Companies definitely can learn from this: they should consider if it is wishful to realize further growth and expansion within the same structures. Sometimes it is more meaningful and less disruptive to create (like a swarm) a spin-off or joint-venture outside their main organisation and structures. Identify what are the pheromones that are keeping your organisation together and make sure you reach everyone in the company. 

3. Accountability leads to efficiency and clear career paths support this.

Accountability leads to efficiency and efficiency leads to… the liquid gold: honey! Bee colonies are super-organised and efficient. Think about the hexagonal concentric pattern of the honey combs, which provides strength and maximum capacity to stock honey. Even more important is the way a beehive is organised: 60.000 bees in less than ½ cubic meter require some organisation and housekeeping!

The reason why beehives are so well organised is clear accountabilities and career paths in the 6 to 8 weeks life of a worker bee.

When a worker bee is born, the first days of her life, she is cleaning the cells around her so that they are ready to stock honey or brood. After 10 days, she starts producing wax particles and starts building brand new cells. Then they stock pollen or honey and heat the combs by moving very fast their wings so that the water from the honey evaporates and that the honey becomes thick and conserves. Another next task is protecting the beehive for intruders.

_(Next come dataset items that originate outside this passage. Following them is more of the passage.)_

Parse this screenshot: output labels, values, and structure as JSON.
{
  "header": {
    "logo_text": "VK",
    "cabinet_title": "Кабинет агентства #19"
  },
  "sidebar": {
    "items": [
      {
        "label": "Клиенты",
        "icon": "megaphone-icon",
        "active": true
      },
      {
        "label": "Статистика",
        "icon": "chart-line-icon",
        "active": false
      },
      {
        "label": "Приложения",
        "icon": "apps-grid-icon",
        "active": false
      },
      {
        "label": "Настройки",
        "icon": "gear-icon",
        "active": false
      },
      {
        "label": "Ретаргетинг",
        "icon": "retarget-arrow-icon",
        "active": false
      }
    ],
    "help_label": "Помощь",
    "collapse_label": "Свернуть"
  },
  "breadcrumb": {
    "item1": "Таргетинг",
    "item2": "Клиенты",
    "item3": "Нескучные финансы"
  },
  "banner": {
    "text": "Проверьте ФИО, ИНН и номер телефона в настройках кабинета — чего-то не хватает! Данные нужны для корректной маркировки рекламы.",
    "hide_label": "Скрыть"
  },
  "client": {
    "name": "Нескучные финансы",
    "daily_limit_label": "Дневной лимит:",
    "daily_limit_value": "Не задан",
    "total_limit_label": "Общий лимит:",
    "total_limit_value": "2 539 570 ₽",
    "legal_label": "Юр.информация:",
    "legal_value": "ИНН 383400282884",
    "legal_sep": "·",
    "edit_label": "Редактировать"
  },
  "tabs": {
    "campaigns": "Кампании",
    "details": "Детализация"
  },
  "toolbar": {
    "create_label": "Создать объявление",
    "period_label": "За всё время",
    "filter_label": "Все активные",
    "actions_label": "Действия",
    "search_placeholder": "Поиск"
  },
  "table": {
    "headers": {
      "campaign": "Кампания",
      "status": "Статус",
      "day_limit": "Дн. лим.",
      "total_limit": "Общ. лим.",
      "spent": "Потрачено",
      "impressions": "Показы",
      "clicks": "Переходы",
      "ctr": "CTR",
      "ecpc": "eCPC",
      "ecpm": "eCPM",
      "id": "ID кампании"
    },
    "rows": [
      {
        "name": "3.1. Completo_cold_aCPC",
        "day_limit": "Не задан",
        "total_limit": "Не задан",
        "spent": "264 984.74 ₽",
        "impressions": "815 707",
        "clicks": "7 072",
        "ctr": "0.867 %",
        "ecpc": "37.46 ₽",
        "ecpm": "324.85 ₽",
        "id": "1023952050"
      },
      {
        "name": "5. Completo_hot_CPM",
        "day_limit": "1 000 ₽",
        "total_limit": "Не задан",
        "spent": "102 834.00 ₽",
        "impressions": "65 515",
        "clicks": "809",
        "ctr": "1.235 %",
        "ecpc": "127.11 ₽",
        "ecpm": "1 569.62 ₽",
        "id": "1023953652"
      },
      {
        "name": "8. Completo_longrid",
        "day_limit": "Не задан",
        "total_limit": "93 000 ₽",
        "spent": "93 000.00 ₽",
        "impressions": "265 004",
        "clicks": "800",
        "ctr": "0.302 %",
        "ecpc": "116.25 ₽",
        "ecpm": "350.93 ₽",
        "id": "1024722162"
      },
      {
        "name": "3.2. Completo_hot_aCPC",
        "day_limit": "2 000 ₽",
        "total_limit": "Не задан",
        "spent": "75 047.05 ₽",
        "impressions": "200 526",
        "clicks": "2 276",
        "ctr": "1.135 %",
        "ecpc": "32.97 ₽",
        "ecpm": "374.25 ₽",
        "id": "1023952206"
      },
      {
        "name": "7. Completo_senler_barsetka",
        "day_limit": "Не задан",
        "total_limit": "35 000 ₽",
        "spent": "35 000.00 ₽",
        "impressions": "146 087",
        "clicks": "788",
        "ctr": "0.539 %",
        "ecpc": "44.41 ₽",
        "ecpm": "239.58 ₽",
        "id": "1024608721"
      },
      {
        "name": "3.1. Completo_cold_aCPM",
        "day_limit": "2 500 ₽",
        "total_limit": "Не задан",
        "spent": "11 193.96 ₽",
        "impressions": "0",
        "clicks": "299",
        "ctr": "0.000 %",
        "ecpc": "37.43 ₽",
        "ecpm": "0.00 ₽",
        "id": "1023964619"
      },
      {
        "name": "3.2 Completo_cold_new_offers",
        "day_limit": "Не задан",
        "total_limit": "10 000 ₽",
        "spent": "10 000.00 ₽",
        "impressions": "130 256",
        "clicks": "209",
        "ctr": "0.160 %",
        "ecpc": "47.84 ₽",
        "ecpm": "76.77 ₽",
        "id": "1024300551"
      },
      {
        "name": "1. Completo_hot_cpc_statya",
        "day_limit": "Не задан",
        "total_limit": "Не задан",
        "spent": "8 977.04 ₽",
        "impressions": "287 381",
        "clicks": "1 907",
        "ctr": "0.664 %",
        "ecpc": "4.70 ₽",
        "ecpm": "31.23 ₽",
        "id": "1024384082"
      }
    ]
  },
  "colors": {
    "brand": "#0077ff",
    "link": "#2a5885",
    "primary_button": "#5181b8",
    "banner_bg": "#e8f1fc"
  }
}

And there are many intruders: wasps, mice, a sheep that wants to rub against the hive and of course: men.

Only the last 2 to 4 weeks of her life, the worker bee will leave the hive and fly out to collect nectar.

What can companies learn from this? Clear accountabilities at the right moment of your employee lifecycle lead to great performance and harmony. Don’t burn your young talents too fast. Send your most experienced people to the outside, to your clients. Often too young, unexperienced people have to represent your company. 

4. A word about gender diversity.

And now we are at the complex part of beekeeping ;-). The bees teach us also that male are the weakest gender. Beside the queen bee, the other worker bees are – although not contributing actively to the precreation – also female. In a colony of approx. 60.000 bees, only 800 are drones (=male bees). The drones do not really contribute to the organisation. Their only role – and even limited to a happy few – is to spread the DNA to other colonies. And now even more cruel : as the drone bees are born from an ovum that is not inseminated (=parthenogenesis), they all are killed in August  by the female worker bees as the beehive is preparing for winter and male are only consuming the honey stock.

Morale: one of the most complex and performant eco-systems is purely female. I let you, reader, deduct what companies can learn from this…

5. Worthwhile to take into consideration…

Big companies suffer often getting their teams aligned on objectives, keeping the noses in the same directions and keeping up performance.  Perhaps they could get inspired how nature gets things organised.